NEW YORK — Technology shares propelled the stock market higher for a second straight session Wednesday, helping to boost the Dow Jones industrials more than 220 points and giving the blue chips their first close above 10,000 since Sept. 5.
The advance also lifted the Nasdaq composite index past 2,000 for the first time since early August.
Investors were betting that the battered tech sector would trigger a new bull market, and upbeat comments from Cisco Systems and Oracle fed the growing optimism.
Still, analysts said that while breaking through milestones such as 10,000 or 2,000 is important to the investor’s mood, they discounted Wednesday’s performance as an indicator that a bull market had arrived.
The Dow surged 220.45, or 2.2 percent, to finish a heavily traded session at 10,114.29. The Dow, which rose 129 points Tuesday, had not closed above 10,000 since Sept. 5, when it finished at 10,033.27.
Wednesday’s high is still well below the record of 11,722.98, recorded on Jan. 17, 2000.
Investors’ enthusiasm mounted and the market ended near the session’s highest levels as stock traders wanted to ensure they don’t miss out on the next upturn.
"It’s like, ‘We have got to go in now,’ " said Richard A. Dickson, technical analyst for Hilliard Lyons in Louisville, Ky. "You are getting momentum going. And, momentum begets momentum."
Analysts attributed much of technology’s strong run to buying by professional money managers who want to improve their portfolios’ yearly performance. Historically, analysts said, the sector fares best in the fourth quarter.
"We are coming to the end of the year, and portfolio managers are reaching for performance. And tech stocks have done the best this quarter," Dickson said.

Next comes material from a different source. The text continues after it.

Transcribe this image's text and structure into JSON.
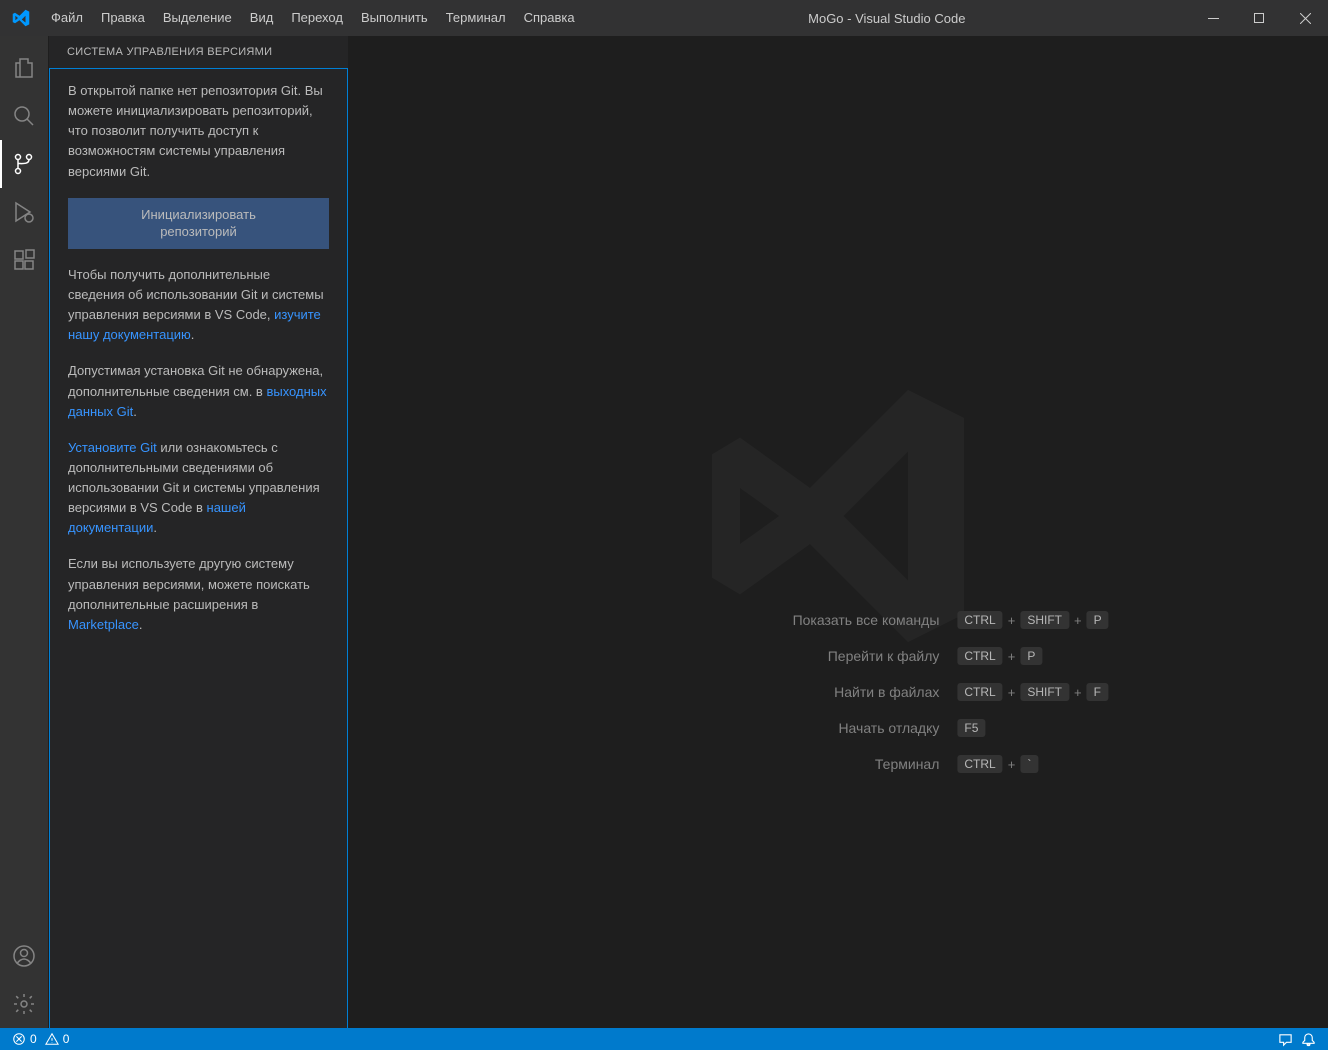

Indeed, technology has made the biggest strides since the Sept. 11 attacks. The Nasdaq has risen nearly 44 percent from its post-attack low of 1,423.19 on Sept. 21. The Dow has moved up almost 23 percent from its low; the S&P, up 21 percent.
But analysts were still cautious.
"The 10,000 number is a nice round number, but I don’t think there is any magic to it," said Charles Blood Jr., senior financial markets analyst at Brown Brothers Harriman &Co.
Analysts warned that the market might not be able to sustain its run. In the near term, they said, investors will feel compelled to take some profits, particularly when economic data disappoints them.
Positive forecasts from Cisco and Oracle made those companies the most heavily traded Nasdaq issues on Wednesday.
Networking company Cisco rose $1.02 to $21.54 following encouraging news from chief executive John Chambers, who told analysts Tuesday that November orders met expectations and that he feels the bulk of the business downturn is over.
Software maker Oracle soared 11.4 percent, up $1.57 at $15.37, on comments Tuesday by CEO Larry Ellison, who said there were signs of improvement for the company and that business had stabilized.